When you choose your category, then you can think about which particular instruments you want to trade. Each group has a variety of futures contracts, and it is always best to stick to what you know.
For example, if you are familiar with energy, then you can choose crude oil, electricity, or maybe coal.
Crude oil futures are one of the most popular ones, and you can get them from the CME. There, you can find a complete product list and the requirements for your futures contract.
Trades you would like to make
There are many strategies you could use, but here are some of the most popular ones you should know about:
Buying or selling a futures contract
This is a good place to start if you are just getting to know the futures market.
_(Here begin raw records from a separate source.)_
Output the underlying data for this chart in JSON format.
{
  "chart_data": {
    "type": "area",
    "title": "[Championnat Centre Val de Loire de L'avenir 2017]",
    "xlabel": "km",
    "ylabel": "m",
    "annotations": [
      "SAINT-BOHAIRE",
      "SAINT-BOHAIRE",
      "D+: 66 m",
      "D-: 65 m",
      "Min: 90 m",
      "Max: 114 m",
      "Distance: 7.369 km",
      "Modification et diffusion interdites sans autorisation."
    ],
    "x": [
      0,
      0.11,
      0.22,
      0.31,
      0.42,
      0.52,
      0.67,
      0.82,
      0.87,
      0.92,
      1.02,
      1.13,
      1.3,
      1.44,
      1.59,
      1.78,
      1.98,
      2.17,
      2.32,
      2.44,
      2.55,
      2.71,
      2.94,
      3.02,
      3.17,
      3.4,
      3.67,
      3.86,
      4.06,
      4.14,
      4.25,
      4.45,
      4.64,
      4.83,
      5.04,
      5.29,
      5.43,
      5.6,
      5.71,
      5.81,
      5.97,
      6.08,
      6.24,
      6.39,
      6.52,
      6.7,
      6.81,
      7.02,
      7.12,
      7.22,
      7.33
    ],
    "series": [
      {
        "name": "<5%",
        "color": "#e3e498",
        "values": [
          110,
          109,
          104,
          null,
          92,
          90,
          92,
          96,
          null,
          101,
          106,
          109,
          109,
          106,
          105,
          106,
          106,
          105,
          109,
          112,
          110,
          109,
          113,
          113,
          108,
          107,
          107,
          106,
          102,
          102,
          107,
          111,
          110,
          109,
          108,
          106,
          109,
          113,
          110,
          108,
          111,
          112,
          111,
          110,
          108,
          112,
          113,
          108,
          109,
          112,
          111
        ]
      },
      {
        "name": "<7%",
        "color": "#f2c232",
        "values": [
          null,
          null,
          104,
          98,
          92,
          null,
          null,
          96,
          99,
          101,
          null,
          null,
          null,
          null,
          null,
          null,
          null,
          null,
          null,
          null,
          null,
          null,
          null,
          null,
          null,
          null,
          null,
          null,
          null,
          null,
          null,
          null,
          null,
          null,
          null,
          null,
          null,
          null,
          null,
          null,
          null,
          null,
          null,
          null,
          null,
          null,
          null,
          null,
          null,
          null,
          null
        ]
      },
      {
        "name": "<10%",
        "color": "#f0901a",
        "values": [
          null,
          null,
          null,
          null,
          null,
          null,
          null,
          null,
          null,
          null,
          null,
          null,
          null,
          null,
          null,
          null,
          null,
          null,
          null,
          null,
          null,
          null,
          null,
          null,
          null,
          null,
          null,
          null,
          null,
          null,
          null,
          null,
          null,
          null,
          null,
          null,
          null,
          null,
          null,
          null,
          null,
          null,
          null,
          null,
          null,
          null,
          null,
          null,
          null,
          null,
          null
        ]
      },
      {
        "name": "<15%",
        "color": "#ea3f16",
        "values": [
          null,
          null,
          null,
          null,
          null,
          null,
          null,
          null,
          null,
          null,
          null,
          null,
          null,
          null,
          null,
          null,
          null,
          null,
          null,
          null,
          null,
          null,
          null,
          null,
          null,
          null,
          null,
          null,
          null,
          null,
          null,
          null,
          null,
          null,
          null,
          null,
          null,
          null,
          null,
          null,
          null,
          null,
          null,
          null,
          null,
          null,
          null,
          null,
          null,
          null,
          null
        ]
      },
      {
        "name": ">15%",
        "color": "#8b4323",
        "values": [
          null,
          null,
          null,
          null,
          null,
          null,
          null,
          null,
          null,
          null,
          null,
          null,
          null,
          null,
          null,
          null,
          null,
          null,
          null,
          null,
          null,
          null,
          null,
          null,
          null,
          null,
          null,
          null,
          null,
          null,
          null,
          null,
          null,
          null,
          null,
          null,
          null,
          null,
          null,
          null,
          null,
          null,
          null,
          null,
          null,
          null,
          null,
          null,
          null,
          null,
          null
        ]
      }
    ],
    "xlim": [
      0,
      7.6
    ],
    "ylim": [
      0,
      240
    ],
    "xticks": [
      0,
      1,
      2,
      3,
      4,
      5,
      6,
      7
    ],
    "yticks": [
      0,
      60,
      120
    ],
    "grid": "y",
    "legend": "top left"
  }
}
There are two types of trade here: buying a contract to go long or selling a contract to go short.
The first option means that you can expect gains from market rises. There is a slight risk, but your losses are limited to $0 if the trade goes against you.
The second option means that you want to profit from a falling market. Where the price gets where you want it, then you can repurchase the contract and cover what you have borrowed from your broker. However, this option involves more risk, and it can lead to significant losses if the price keeps going the wrong way. Still, this is something you can manage by using a protected stop-loss order.
This strategy requires you to enter a long and short position at the same time. That way, you can make a profit from the price difference between two contracts. At the same time, you are hedging yourself against the risk.
Hedging means that you sell a futures contract so that you can offset a position you hold in the cash market. For instance, if you have a significant portfolio of stocks, and you do not want to sell them for tax reasons. Instead, you could sell S&P 500 futures and protect yourself against a stock market decline.